DIE is a strategy developed by cultural researcher Milton Bennett to help us mindfully withhold judgement. It stands for Describe, Interpret, Evaluate. Let’s apply it to one of the scenarios above.

D – describe the scenario as neutrally as you can. Ok, I saw an old lady in a supermarket buying food. She was carrying a small basket. She was not at home.

I – interpret – what are the various reasons why this might have happened and why she isn’t staying at home? Ok, she doesn’t have a tv and is unaware. She has short term memory loss. She is so sick she doesn’t care. She doesn’t trust anybody else. She is lonely. She has previously been tricked out of money. She has already had corona and recovered.

E – evaluate – what do you think of the situation now?

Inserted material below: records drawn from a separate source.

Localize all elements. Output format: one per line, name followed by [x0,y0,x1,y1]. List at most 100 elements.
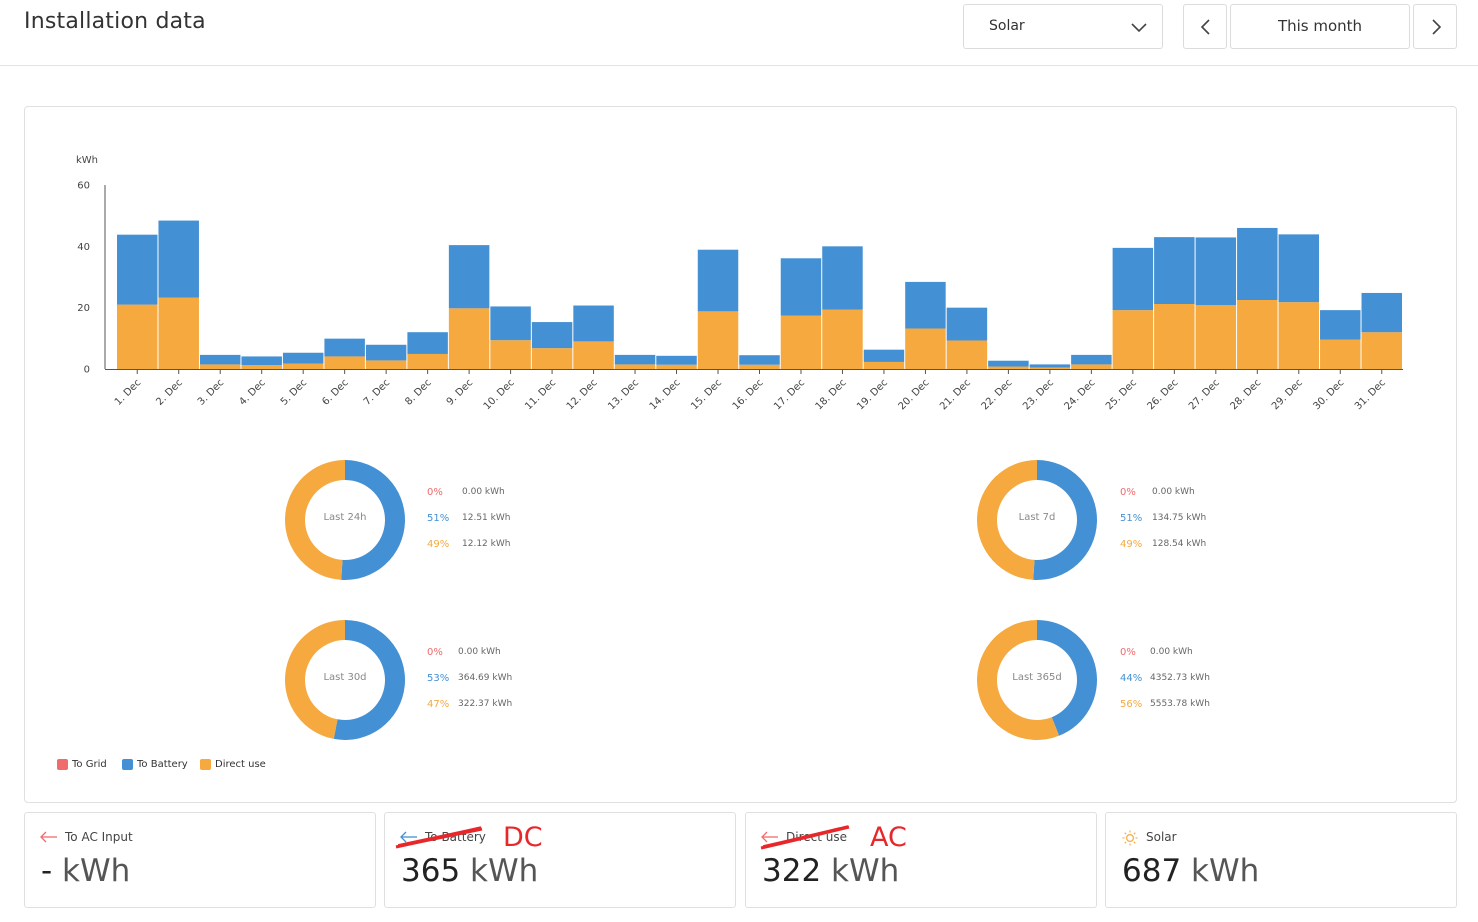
bar-segment-to-battery [1320,310,1361,340]
arrow-left-icon [40,831,57,843]
x-tick-label: 8. Dec [403,377,433,407]
bar-segment-direct-use [1071,364,1112,369]
bar-segment-to-battery [365,344,407,361]
page-header: Installation data Solar This month [0,0,1478,66]
previous-period-button[interactable] [1183,4,1227,49]
bar-segment-to-battery [1154,237,1195,304]
annotation-dc: DC [503,822,543,853]
battery-kwh: 364.69 kWh [458,673,513,683]
bar-segment-to-battery [1029,364,1071,368]
bar-segment-direct-use [448,308,490,369]
bar-segment-direct-use [1154,303,1195,369]
bar-segment-to-battery [117,234,158,305]
bar-segment-direct-use [739,364,780,369]
stat-value: 687 kWh [1122,853,1259,889]
donut-chart [284,460,405,580]
stat-label: Solar [1146,830,1177,844]
donut-slice-to-battery [1033,460,1097,580]
bar-segment-direct-use [324,356,365,369]
legend-swatch [57,759,68,770]
bar-segment-to-battery [282,352,324,364]
battery-percent: 51% [1120,513,1143,524]
bar-segment-direct-use [1278,302,1320,369]
stat-number: - [41,853,53,889]
bar-segment-direct-use [573,341,614,369]
chevron-right-icon [1432,19,1442,35]
stat-label: To AC Input [65,830,133,844]
bar-segment-direct-use [822,309,863,369]
bar-segment-direct-use [1361,332,1402,369]
bar-segment-to-battery [324,338,365,357]
bar-segment-direct-use [988,366,1029,369]
bar-segment-direct-use [1029,367,1071,369]
stat-number: 322 [762,853,822,889]
donut-slice-direct-use [284,460,345,580]
stat-label: Direct use [786,830,847,844]
battery-percent: 51% [427,513,450,524]
legend-swatch [200,759,211,770]
legend-label: Direct use [215,759,266,770]
bar-segment-direct-use [946,340,988,369]
direct-percent: 49% [1120,539,1143,550]
x-tick-label: 20. Dec [897,377,932,412]
donut-label: Last 7d [1018,512,1056,523]
grid-percent: 0% [1120,647,1136,658]
x-tick-label: 18. Dec [814,377,849,412]
bar-segment-direct-use [365,360,407,369]
x-tick-label: 15. Dec [689,377,724,412]
y-axis-unit: kWh [76,155,98,166]
donut-last-365d: Last 365d 0% 0.00 kWh 44% 4352.73 kWh 56… [976,619,1276,749]
bar-segment-direct-use [158,297,199,369]
bar-segment-direct-use [1320,339,1361,369]
x-tick-label: 26. Dec [1146,377,1181,412]
bar-segment-direct-use [407,353,448,369]
x-tick-label: 17. Dec [772,377,807,412]
bar-segment-to-battery [697,249,739,312]
stacked-bar-chart: kWh 0 20 40 60 1. Dec 2. Dec 3. Dec 4. Dec 5. Dec… [76,155,1403,412]
y-tick-label: 20 [77,303,90,314]
x-tick-label: 29. Dec [1270,377,1305,412]
grid-percent: 0% [427,647,443,658]
bar-segment-direct-use [117,304,158,369]
x-tick-label: 28. Dec [1228,377,1263,412]
x-tick-label: 23. Dec [1021,377,1056,412]
donut-slice-to-battery [1037,620,1097,736]
bar-segment-to-battery [531,322,573,349]
stat-value: 322 kWh [762,853,899,889]
grid-kwh: 0.00 kWh [458,647,501,657]
bar-segment-to-battery [490,306,531,341]
period-button[interactable]: This month [1230,4,1410,49]
battery-kwh: 12.51 kWh [462,513,511,523]
stat-card-to-ac-input: To AC Input - kWh [24,812,376,908]
stat-value: 365 kWh [401,853,538,889]
direct-kwh: 12.12 kWh [462,539,511,549]
arrow-left-icon [761,831,778,843]
legend-label: To Grid [72,759,107,770]
direct-kwh: 322.37 kWh [458,699,513,709]
page-title: Installation data [24,9,206,34]
source-select-value: Solar [989,18,1025,34]
bar-segment-direct-use [780,315,822,369]
bar-segment-to-battery [988,360,1029,367]
battery-kwh: 4352.73 kWh [1150,673,1210,683]
x-tick-label: 12. Dec [565,377,600,412]
stat-card-solar: Solar 687 kWh [1105,812,1457,908]
stat-card-to-battery: To Battery DC 365 kWh [384,812,736,908]
bar-segment-to-battery [1237,227,1278,300]
bar-segment-to-battery [822,246,863,310]
bar-segment-direct-use [1195,305,1237,369]
bar-segment-to-battery [448,245,490,309]
strikethrough-annotation [760,825,850,850]
donut-label: Last 30d [323,672,367,683]
battery-percent: 44% [1120,673,1143,684]
bar-segment-to-battery [946,307,988,341]
bar-segment-direct-use [697,311,739,369]
y-tick-label: 40 [77,242,90,253]
x-tick-label: 11. Dec [523,377,558,412]
bar-segment-to-battery [199,354,241,365]
donut-slice-direct-use [976,460,1037,580]
bar-segment-to-battery [1278,234,1320,303]
bar-segment-to-battery [656,355,697,365]
source-select[interactable]: Solar [963,4,1163,49]
next-period-button[interactable] [1413,4,1457,49]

DIE is not a strategy that gives us any answers. However, it is a strategy that helps us to see the perspectives of others and remind us that we don’t understand everybody’s motives. It encourages us to stop negatively judging others, and instead to be more reflective.

Using DIE encourages us to foster self awareness of our assumptions and be more tolerant and accepting. And heaven knows the world needs more of that!